Ba Tuo had a keen interest in Wushu and as such Shaolin Temple became a tolerant haven for the practice of martial arts. It was some 60 years after its founding that the Temple received a visitor largely regarded as the father of Shaolin Martial Arts, an Indian Monk named Tamo.
Tamo, or as he is also known, Bohdidharma, came to Shaolin to introduce a new form of Buddhism we know as Chan Buddhism (Zen in Japan). Upon his arrival at the temple he found the monks in poor health and unable to endure the long sessions of meditation he introduced. Tamo retreated to a nearby cave and meditated for 9 years. (There are multiple versions of the Tamo story, this is merely one). During this time Tamo created two exercise regimens: The "Muscle Tendon Change" and "Marrow Purification" forms. One for strengthening the physical self the other for strengthening the spiritual self.
The monks of Shaolin combined the movements of Tamo's forms with those of the existing martial arts of the area. This was the birth of what is known as "Shaolin Quan". Over the following centuries it evolved into what is highly regarded as one of the highest forms of martial arts.
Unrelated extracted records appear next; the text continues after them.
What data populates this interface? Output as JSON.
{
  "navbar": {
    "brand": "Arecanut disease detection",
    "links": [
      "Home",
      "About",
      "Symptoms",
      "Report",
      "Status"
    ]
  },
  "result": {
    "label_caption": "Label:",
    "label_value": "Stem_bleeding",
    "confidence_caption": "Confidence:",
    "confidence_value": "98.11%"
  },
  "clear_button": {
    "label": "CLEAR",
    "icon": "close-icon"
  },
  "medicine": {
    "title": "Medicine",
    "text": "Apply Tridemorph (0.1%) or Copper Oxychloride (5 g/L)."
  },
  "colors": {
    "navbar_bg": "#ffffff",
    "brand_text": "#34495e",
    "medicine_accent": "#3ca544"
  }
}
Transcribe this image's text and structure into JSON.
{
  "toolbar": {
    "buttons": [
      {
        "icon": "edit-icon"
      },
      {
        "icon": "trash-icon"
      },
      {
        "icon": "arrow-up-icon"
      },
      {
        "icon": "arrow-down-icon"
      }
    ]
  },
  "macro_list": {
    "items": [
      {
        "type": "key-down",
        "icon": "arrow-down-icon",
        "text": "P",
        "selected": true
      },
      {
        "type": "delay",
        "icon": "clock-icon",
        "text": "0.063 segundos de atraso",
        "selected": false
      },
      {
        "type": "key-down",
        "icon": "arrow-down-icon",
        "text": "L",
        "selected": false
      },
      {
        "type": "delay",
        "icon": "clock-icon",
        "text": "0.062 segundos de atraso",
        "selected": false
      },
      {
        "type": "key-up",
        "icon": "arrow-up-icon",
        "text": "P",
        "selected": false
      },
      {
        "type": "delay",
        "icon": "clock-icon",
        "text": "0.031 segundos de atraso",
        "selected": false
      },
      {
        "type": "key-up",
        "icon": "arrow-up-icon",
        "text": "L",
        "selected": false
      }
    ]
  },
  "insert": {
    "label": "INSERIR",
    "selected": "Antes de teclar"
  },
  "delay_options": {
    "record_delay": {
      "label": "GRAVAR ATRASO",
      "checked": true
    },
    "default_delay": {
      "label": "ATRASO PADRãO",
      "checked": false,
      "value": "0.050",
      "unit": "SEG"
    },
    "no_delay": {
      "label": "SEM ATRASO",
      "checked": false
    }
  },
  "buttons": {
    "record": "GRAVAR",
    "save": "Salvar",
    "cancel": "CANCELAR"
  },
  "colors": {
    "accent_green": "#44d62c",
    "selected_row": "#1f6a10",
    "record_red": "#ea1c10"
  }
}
Shaolin Wushu began to take the shape we see today during the Ming Dynasty (1638 - 1644). During this time Shaolin blossomed as never before. Typically within the Shaolin system, there are ten empty hand "sets" and various weapons. Weapon training will vary from school to school. The Shaolin practitioners are unparalleled in the use of the staff and spear.
The two main schools of Shaolin Quan are the Temple style and the Northern style (Bak Siu Lum style). Both of these consist of ten hand sets and although similar in technique the sets are completely different.
There are of course many styles that trace their origins to Shaolin and or are influenced by it, yet they cannot be called "pure" Shaolin Quan.